Voigt und Höcke hatten sich beim Sender Welt ein hitziges Streitgespräch geliefert - zu Themen wie Europapolitik, Migration und dem russischen Angriffskrieg gegen die Ukraine. Mehr als eine Million Menschen schalteten ein und verfolgten den Disput. Höcke forderte unter anderem, dass der Krieg in der Ukraine so schnell wie möglich beendet werden müsse „und zwar um jeden Preis“. Er behauptete, Russland sei „ein bedrängtes Land“ und „Russland will Frieden“. Russland ist am 24. Februar 2022 völkerrechtswidrig in die Ukraine einmarschiert. Seitdem tobt ein blutiger Krieg mit hohen Verlusten auf beiden Seiten.

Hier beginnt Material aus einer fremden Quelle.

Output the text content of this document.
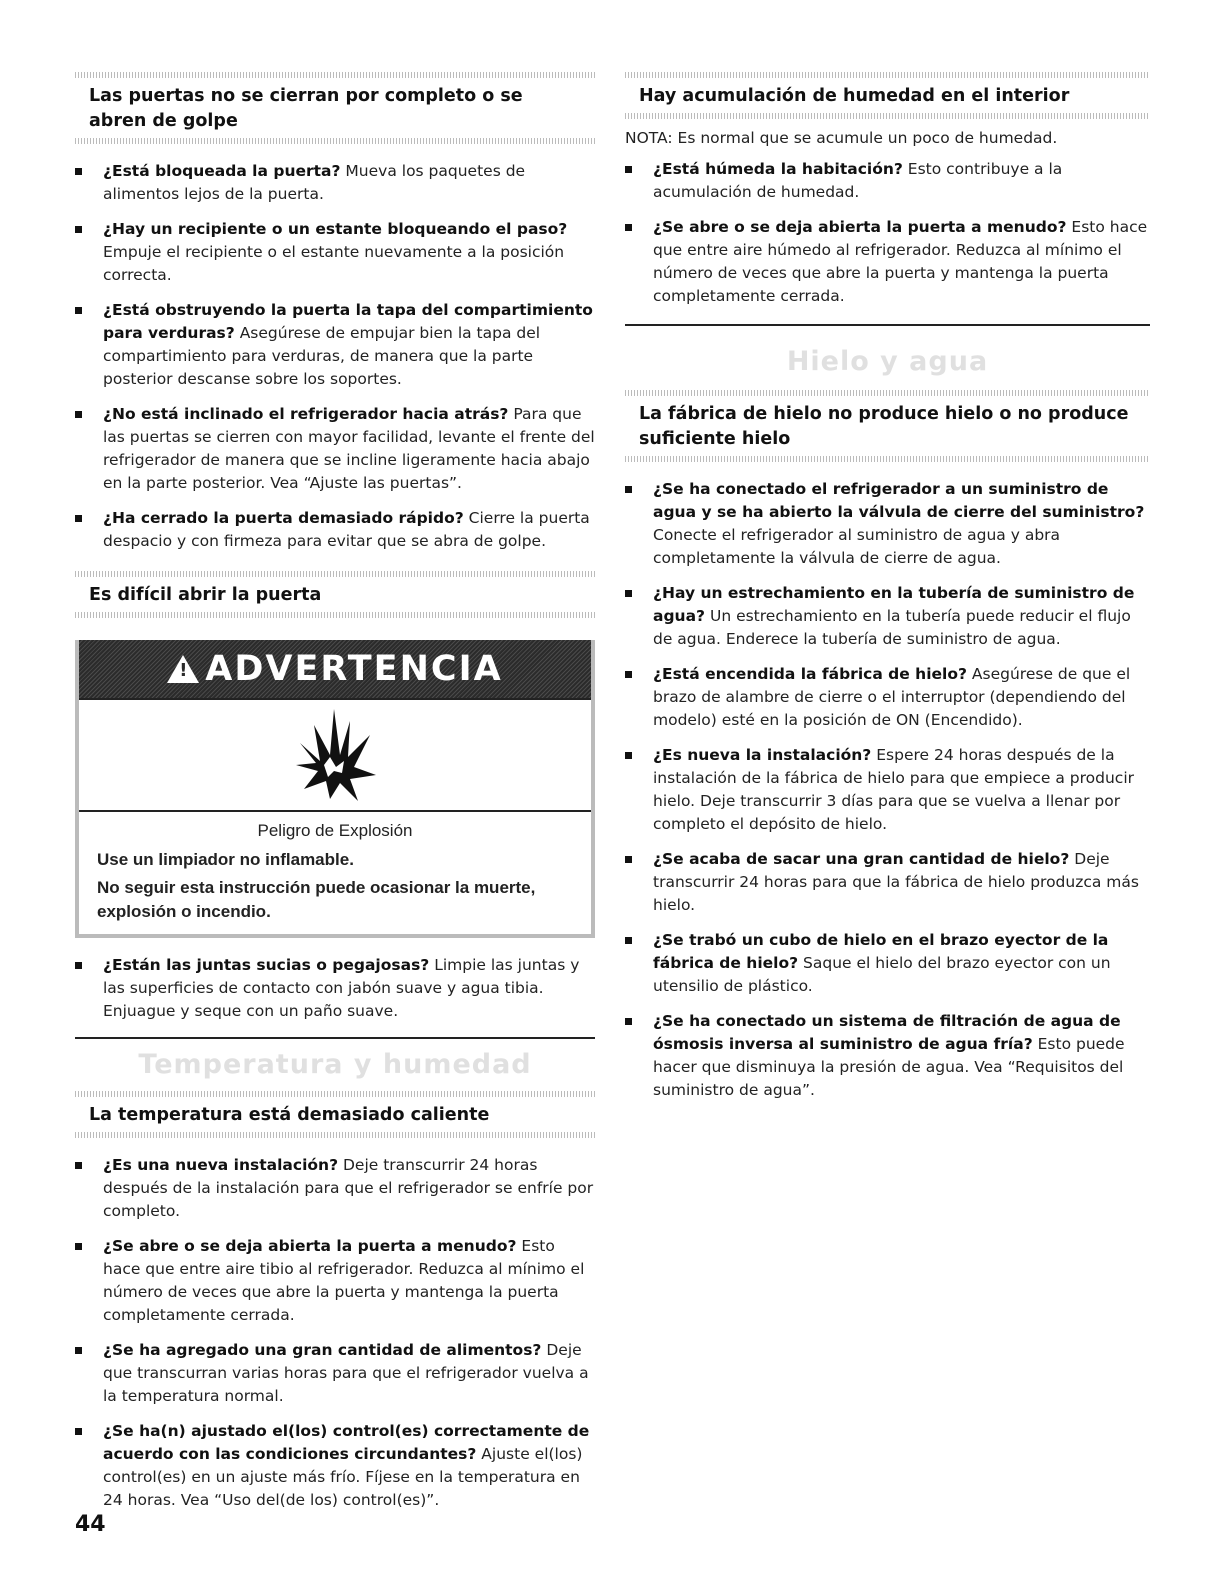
Las puertas no se cierran por completo o se abren de golpe
¿Está bloqueada la puerta? Mueva los paquetes de alimentos lejos de la puerta.
¿Hay un recipiente o un estante bloqueando el paso? Empuje el recipiente o el estante nuevamente a la posición correcta.
¿Está obstruyendo la puerta la tapa del compartimiento para verduras? Asegúrese de empujar bien la tapa del compartimiento para verduras, de manera que la parte posterior descanse sobre los soportes.
¿No está inclinado el refrigerador hacia atrás? Para que las puertas se cierren con mayor facilidad, levante el frente del refrigerador de manera que se incline ligeramente hacia abajo en la parte posterior. Vea “Ajuste las puertas”.
¿Ha cerrado la puerta demasiado rápido? Cierre la puerta despacio y con firmeza para evitar que se abra de golpe.
Es difícil abrir la puerta
! ADVERTENCIA
Peligro de Explosión
Use un limpiador no inflamable.
No seguir esta instrucción puede ocasionar la muerte, explosión o incendio.
¿Están las juntas sucias o pegajosas? Limpie las juntas y las superficies de contacto con jabón suave y agua tibia. Enjuague y seque con un paño suave.
Temperatura y humedad
La temperatura está demasiado caliente
¿Es una nueva instalación? Deje transcurrir 24 horas después de la instalación para que el refrigerador se enfríe por completo.
¿Se abre o se deja abierta la puerta a menudo? Esto hace que entre aire tibio al refrigerador. Reduzca al mínimo el número de veces que abre la puerta y mantenga la puerta completamente cerrada.
¿Se ha agregado una gran cantidad de alimentos? Deje que transcurran varias horas para que el refrigerador vuelva a la temperatura normal.
¿Se ha(n) ajustado el(los) control(es) correctamente de acuerdo con las condiciones circundantes? Ajuste el(los) control(es) en un ajuste más frío. Fíjese en la temperatura en 24 horas. Vea “Uso del(de los) control(es)”.
Hay acumulación de humedad en el interior
NOTA: Es normal que se acumule un poco de humedad.
¿Está húmeda la habitación? Esto contribuye a la acumulación de humedad.
¿Se abre o se deja abierta la puerta a menudo? Esto hace que entre aire húmedo al refrigerador. Reduzca al mínimo el número de veces que abre la puerta y mantenga la puerta completamente cerrada.
Hielo y agua
La fábrica de hielo no produce hielo o no produce suficiente hielo
¿Se ha conectado el refrigerador a un suministro de agua y se ha abierto la válvula de cierre del suministro? Conecte el refrigerador al suministro de agua y abra completamente la válvula de cierre de agua.
¿Hay un estrechamiento en la tubería de suministro de agua? Un estrechamiento en la tubería puede reducir el flujo de agua. Enderece la tubería de suministro de agua.
¿Está encendida la fábrica de hielo? Asegúrese de que el brazo de alambre de cierre o el interruptor (dependiendo del modelo) esté en la posición de ON (Encendido).
¿Es nueva la instalación? Espere 24 horas después de la instalación de la fábrica de hielo para que empiece a producir hielo. Deje transcurrir 3 días para que se vuelva a llenar por completo el depósito de hielo.
¿Se acaba de sacar una gran cantidad de hielo? Deje transcurrir 24 horas para que la fábrica de hielo produzca más hielo.
¿Se trabó un cubo de hielo en el brazo eyector de la fábrica de hielo? Saque el hielo del brazo eyector con un utensilio de plástico.
¿Se ha conectado un sistema de filtración de agua de ósmosis inversa al suministro de agua fría? Esto puede hacer que disminuya la presión de agua. Vea “Requisitos del suministro de agua”.
44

Beim Thema Migration überraschte Höcke mit einer neuen Deutung des Begriffes „Remigration“. Es gehe da auch um die Rückholung deutscher Auswanderer zurück ins Land. In der Regel meinen Rechtsextremisten mit „Remigration“, dass eine große Zahl von Menschen ausländischer Herkunft das Land verlassen soll - auch unter Zwang. Voigt sagte nach dem Gespräch, Höckes Umdeutung des Begriffes werde ihm bei seinen Anhängern schaden. „Das zeigt, dass er nicht zu den Dingen steht, die er in Reden gesagt hat und teilweise in seinem Buch geschrieben hat.“

Wie emotional aufgeladen die Stimmung rund um das TV-Duell war, zeigte sich am Tag nach der Sendung: Ein Reporter des TV-Senders Welt wurde vor dem Thüringer Landtag von einem Mann angegriffen. In einer Liveschalte war zu sehen, wie der Angreifer dem Journalisten Steffen Schwarzkopf zuerst gegen den Kopf schlug und ihm dann mit dem Finger gegen das Ohr schnalzte. Ein weiterer Mann ging dazwischen. Die Liveschalte wurde abgebrochen. Die Polizei ermittelt wegen des Verdachts auf Körperverletzung und Beleidigung gegen den 42-jährigen Mann.